On Thu, Feb 27, 2014 at 7:18 PM, <fhu...@gmail.com> wrote:
Hi Shashika,

fhu...@gmail.com

unread,
Feb 27, 2014, 6:47:38 PM2/27/14
to stratosp...@googlegroups.com
Looks very promising on the first look, esp. as it is also used for Hive.

Good catch 😊

Stephan Ewen

unread,
Feb 28, 2014, 10:40:28 AM2/28/14
to stratosp...@googlegroups.com

Hey!

I think we could go with JTS anyways. The license is only a problem when we make it part of the core (Apache Licensed) module. We could have a separate module for geo spatial processing, with different licensing conditions. LGPL is not toxic to use, but it is not possible to redistribute LGPL code under Apache License.

As far as I have heard, JTS is somewhat the industry standard for geospatial processing in Java, and it might be a good idea to use it anyways.

Greetings,
Stephan



On Tuesday, February 25, 2014 4:13:11 PM UTC+1, Shashika Ranga Muramudalige wrote:

Shashika Ranga Muramudalige

unread,
Mar 1, 2014, 4:38:54 PM3/1/14
to stratosp...@googlegroups.com
Hi,

I tried to do a documentation about the word count example. I've attached that. There might be various mistakes and faults. You can modify and correct as you want.

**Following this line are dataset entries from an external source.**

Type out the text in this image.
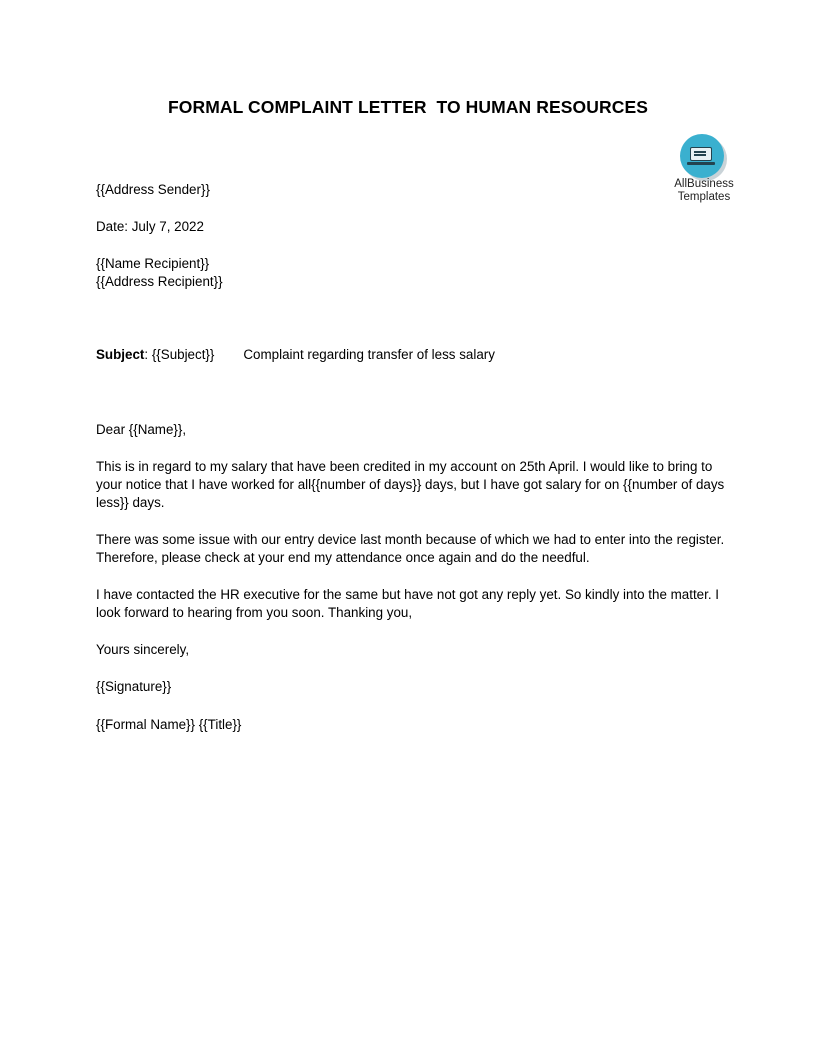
FORMAL COMPLAINT LETTER  TO HUMAN RESOURCES
AllBusiness
Templates
{{Address Sender}}
Date: July 7, 2022
{{Name Recipient}}
{{Address Recipient}}
Subject: {{Subject}} Complaint regarding transfer of less salary
Dear {{Name}},
This is in regard to my salary that have been credited in my account on 25th April. I would like to bring to your notice that I have worked for all{{number of days}} days, but I have got salary for on {{number of days less}} days.
There was some issue with our entry device last month because of which we had to enter into the register. Therefore, please check at your end my attendance once again and do the needful.
I have contacted the HR executive for the same but have not got any reply yet. So kindly into the matter. I look forward to hearing from you soon. Thanking you,
Yours sincerely,
{{Signature}}
{{Formal Name}} {{Title}}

Up to now, I've implemented task 1 and task 2 in exercises in http://bigdataclass.org  You can see them on mygithub. Now I'm trying in further tasks.

My idea about geospatial processing is, first we check about both https://github.com/Esri/geometry-api-java and JTS library and identify challenges which may have to face in future. I'll work on that too. Please can anyone give me a brief,exact idea about spatial data processing library what will going to do in stratosphere.  So I can study about those things well.


--
You received this message because you are subscribed to a topic in the Google Groups "stratosphere-dev" group.
To unsubscribe from this topic, visit https://groups.google.com/d/topic/stratosphere-dev/Inf9LuDcZjk/unsubscribe.
To unsubscribe from this group and all its topics, send an email to stratosphere-d...@googlegroups.com.
Visit this group at http://groups.google.com/group/stratosphere-dev.
For more options, visit https://groups.google.com/groups/opt_out.



--
Shashika Ranga Muramudalige
Trainee
hSenid Mobile Solutions(Pvt) Ltd
Undergraduate,
Department of Computer Science & Engineering
University of Moratuwa
stratosphere-wordcount-documentation.odt

fhu...@gmail.com

unread,
Mar 2, 2014, 6:57:28 PM3/2/14
to stratosp...@googlegroups.com
Hi,

the spatial data processing library should consist of a few components:
  1. Data types that represent spatial objects, e.g., Points, Paths, Polygons, …
    Data types might be based on the data types of a spatial data processing framework (JTS or ESRI). efficient serialization and deserialization are important for data types.
  2. Import methods to read spatial data and convert it to spatial data types.
    Import methods for example to reading the open street map data set or GPS log traces would be good. There might be other input formats that are worth supporting. Depending on the progress this component could be extended.
  3. Operators and algorithms to process spatial data.
    The most important operators IMHO are spatial joins. These joins can be of different types, e.g., intersection or containment of spatial objects, for example points (positions of tweets) in areas (ZIP city boundaries) or intersection of polygons (GPS traces) with areas. Later these methods can be extended to support fuzzy joins, i.e., to only join on exact matches but also within a specified range (points that are within a range of 100 meters of streets).
    These kinds of operations should be supported by the libraries such as JTS, but not for parallel and distributed systems. To support these operations, the data needs to be appropriately partitioned such that the joins can be done on the local partitions. Often, the partitioning cannot be done without objects that span multiple partitions. Depending on the use case, this might require duplicate elimination.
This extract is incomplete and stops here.